Po ostatnim zwycięstwie nad PAOK-iem Salonikami, czas powrócić na polskie parkiety. Już jutro do Zielonej Góry przyjeżdża Energa Czarni Słupsk. Czy nasza ekipa zdoła zwyciężyć po raz trzeci z rzędu? Początek spotkania o godzinie 17.00.
Od czasu zmiany trenera zielonogórzan widać progres w grze Stelmetu. Saso Filipovski przykłada dużą wagę do obrony, dzięki czemu oglądaliśmy w ostatnich tygodniach bardziej agresywny zespół. Przynosi to pierwsze efekty. We wtorek odniósł pierwsze w tym sezonie zwycięstwo w europejskich rozgrywkach. Miejmy nadzieję, że ten mecz to początek lepszego okresu naszych koszykarzy.
Nie można jednak popadać w hurraoptymizm, ponieważ przed Stelmetem jeszcze wiele trudnych spotkań. Jutrzejszy pojedynek, także nie będzie należeć do najłatwiejszych. Czarni zajmują aktualnie siódmą pozycję w tabeli z bilansem 4-4 i choć wygrywali tylko pojedynki z potencjalnie słabszymi ekipami, w trudniejszych meczach także nie pozostawali bez szans. Pierwsza zmiana jaka miała miejsce przed sezonem, to sprowadzenie nowego trenera. Dejan Mijatović zastąpił Andreja Urlepa, który nie sprostał zadaniu i doprowadził słupszczan tylko do ćwierćfinałów. Oczekiwania wobec Mijatovicia z pewnością są dużo większe, ponieważ Czarni chcą ponownie włączyć się w walkę o medale Tauron Basket Ligi.
Mecze Stelmetu i Energi Czarnych zawsze były zacięte (fot. Aleksandra Krystians)
Najsilniejszymi punktami w zespole Czarnych Słupsk są między innymi Kyle Shiloh i William Franklin. Dwójka niskich Amerykanów to podstawowi strzelcy swojej drużyny, a do tego Franklin jest najlepiej podającym Tauron Basket Ligi (średnio 6,9 asyst na mecz). Do tego trzeba dołożyć Callistusa Eziukwu– Nigeryjczyka, który trzy sezony temu występował w barwach AZS-u Koszalin. Eziukwu stanowi duże zagrożenie pod tablicami. Nie tylko dobrze radzi sobie w ataku, ale także dobrze zbiera piłki i jest jednym z najczęściej blokujących w polskiej ekstraklasie.
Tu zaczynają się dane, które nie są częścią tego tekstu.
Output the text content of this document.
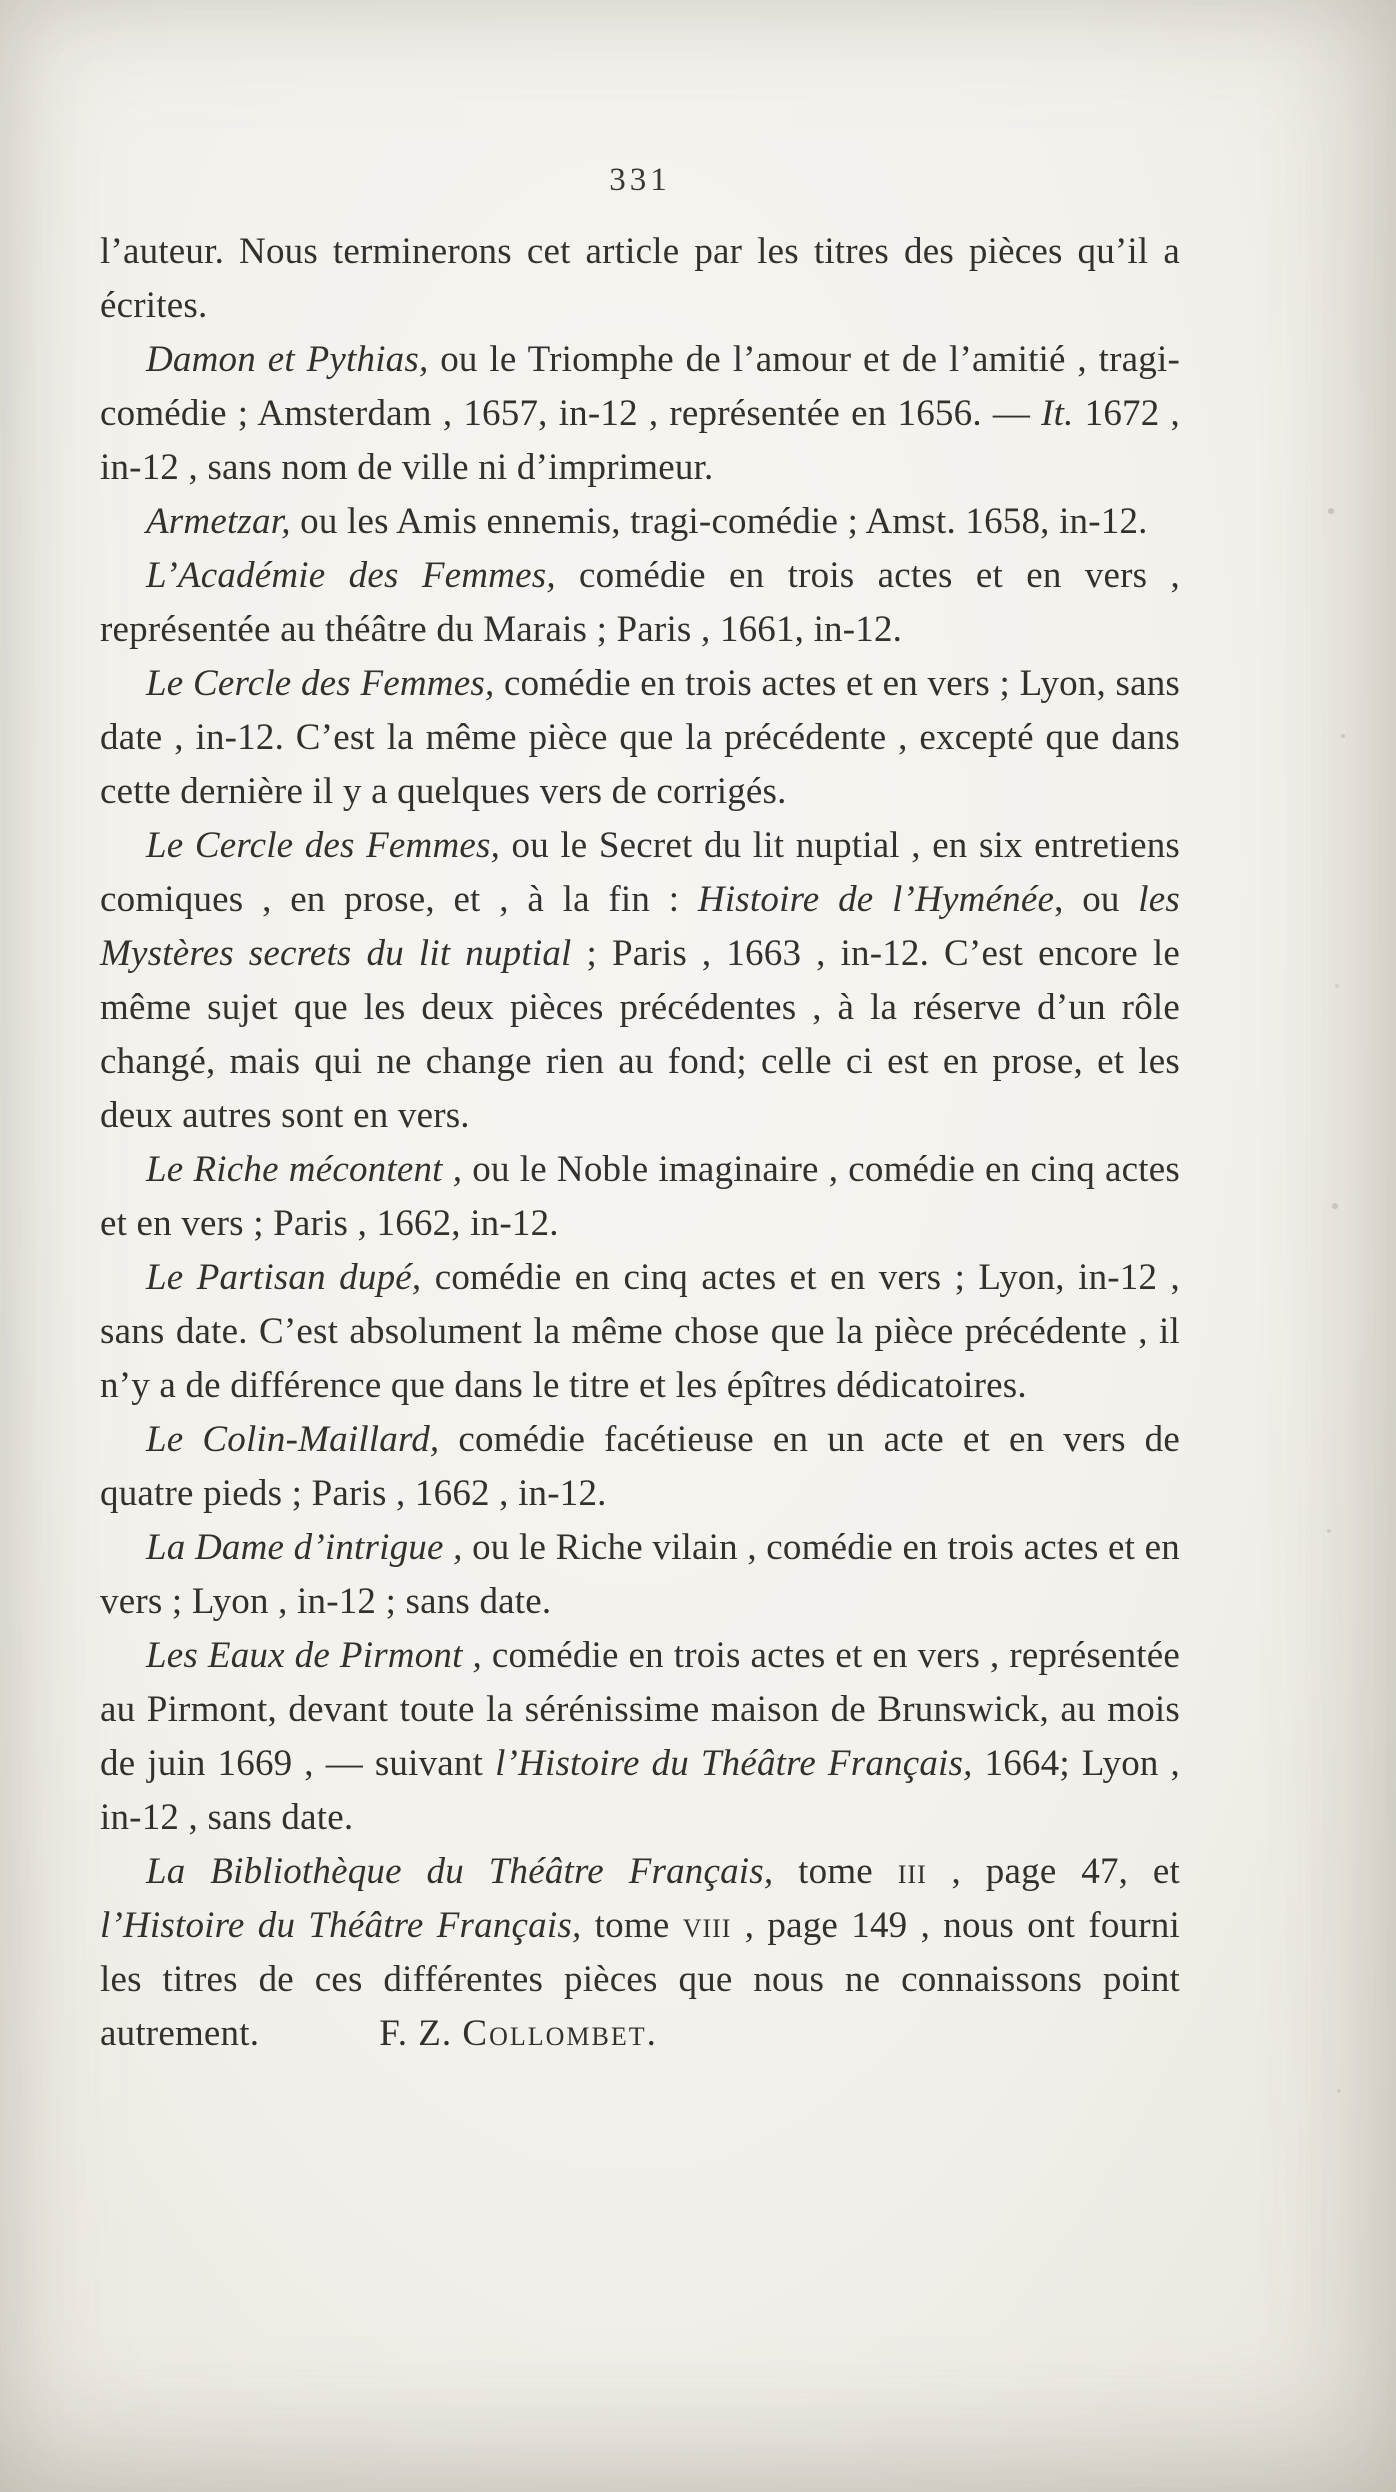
331

l’auteur. Nous terminerons cet article par les titres des pièces qu’il a écrites.

Damon et Pythias, ou le Triomphe de l’amour et de l’amitié , tragi-comédie ; Amsterdam , 1657, in-12 , représentée en 1656. — It. 1672 , in-12 , sans nom de ville ni d’imprimeur.

Armetzar, ou les Amis ennemis, tragi-comédie ; Amst. 1658, in-12.

L’Académie des Femmes, comédie en trois actes et en vers , représentée au théâtre du Marais ; Paris , 1661, in-12.

Le Cercle des Femmes, comédie en trois actes et en vers ; Lyon, sans date , in-12. C’est la même pièce que la précédente , excepté que dans cette dernière il y a quelques vers de corrigés.

Le Cercle des Femmes, ou le Secret du lit nuptial , en six entretiens comiques , en prose, et , à la fin : Histoire de l’Hyménée, ou les Mystères secrets du lit nuptial ; Paris , 1663 , in-12. C’est encore le même sujet que les deux pièces précédentes , à la réserve d’un rôle changé, mais qui ne change rien au fond; celle ci est en prose, et les deux autres sont en vers.

Le Riche mécontent , ou le Noble imaginaire , comédie en cinq actes et en vers ; Paris , 1662, in-12.

Le Partisan dupé, comédie en cinq actes et en vers ; Lyon, in-12 , sans date. C’est absolument la même chose que la pièce précédente , il n’y a de différence que dans le titre et les épîtres dédicatoires.

Le Colin-Maillard, comédie facétieuse en un acte et en vers de quatre pieds ; Paris , 1662 , in-12.

La Dame d’intrigue , ou le Riche vilain , comédie en trois actes et en vers ; Lyon , in-12 ; sans date.

Les Eaux de Pirmont , comédie en trois actes et en vers , représentée au Pirmont, devant toute la sérénissime maison de Brunswick, au mois de juin 1669 , — suivant l’Histoire du Théâtre Français, 1664; Lyon , in-12 , sans date.

La Bibliothèque du Théâtre Français, tome iii , page 47, et l’Histoire du Théâtre Français, tome viii , page 149 , nous ont fourni les titres de ces différentes pièces que nous ne connaissons point autrement.	F. Z. Collombet.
Nie można też zapominać o Karolu Gruszeckim, który jeszcze rok temu nie odgrywał znaczącej roli, a teraz jest jednym z liderów w Słupsku.
Zielonogórscy koszykarze w ostatnim spotkaniu w Tauron Basket Lidze pokonali po emocjonującej końcówce Anwil Włocławek. Jutro nie można się nastawiać, że będzie łatwiej. Nasz zespół musi zagrać przede wszystkim agresywnie i być skoncentrowanym od początku do końca. To z pewnością przybliży podopiecznych Saso FIlipovskiego do szóstego zwycięstwa. Choć do fazy play-off jeszcze sporo czasu, trzeba powoli piąć się w górę tabeli, a aktualna piąta pozycja nie będzie nas do końca satysfakcjonować.
Czy Selmet zgodnie z planem pokona jutro Energę Czarnych Słupsk? Dowiemy się w niedzielę od godziny 17.00!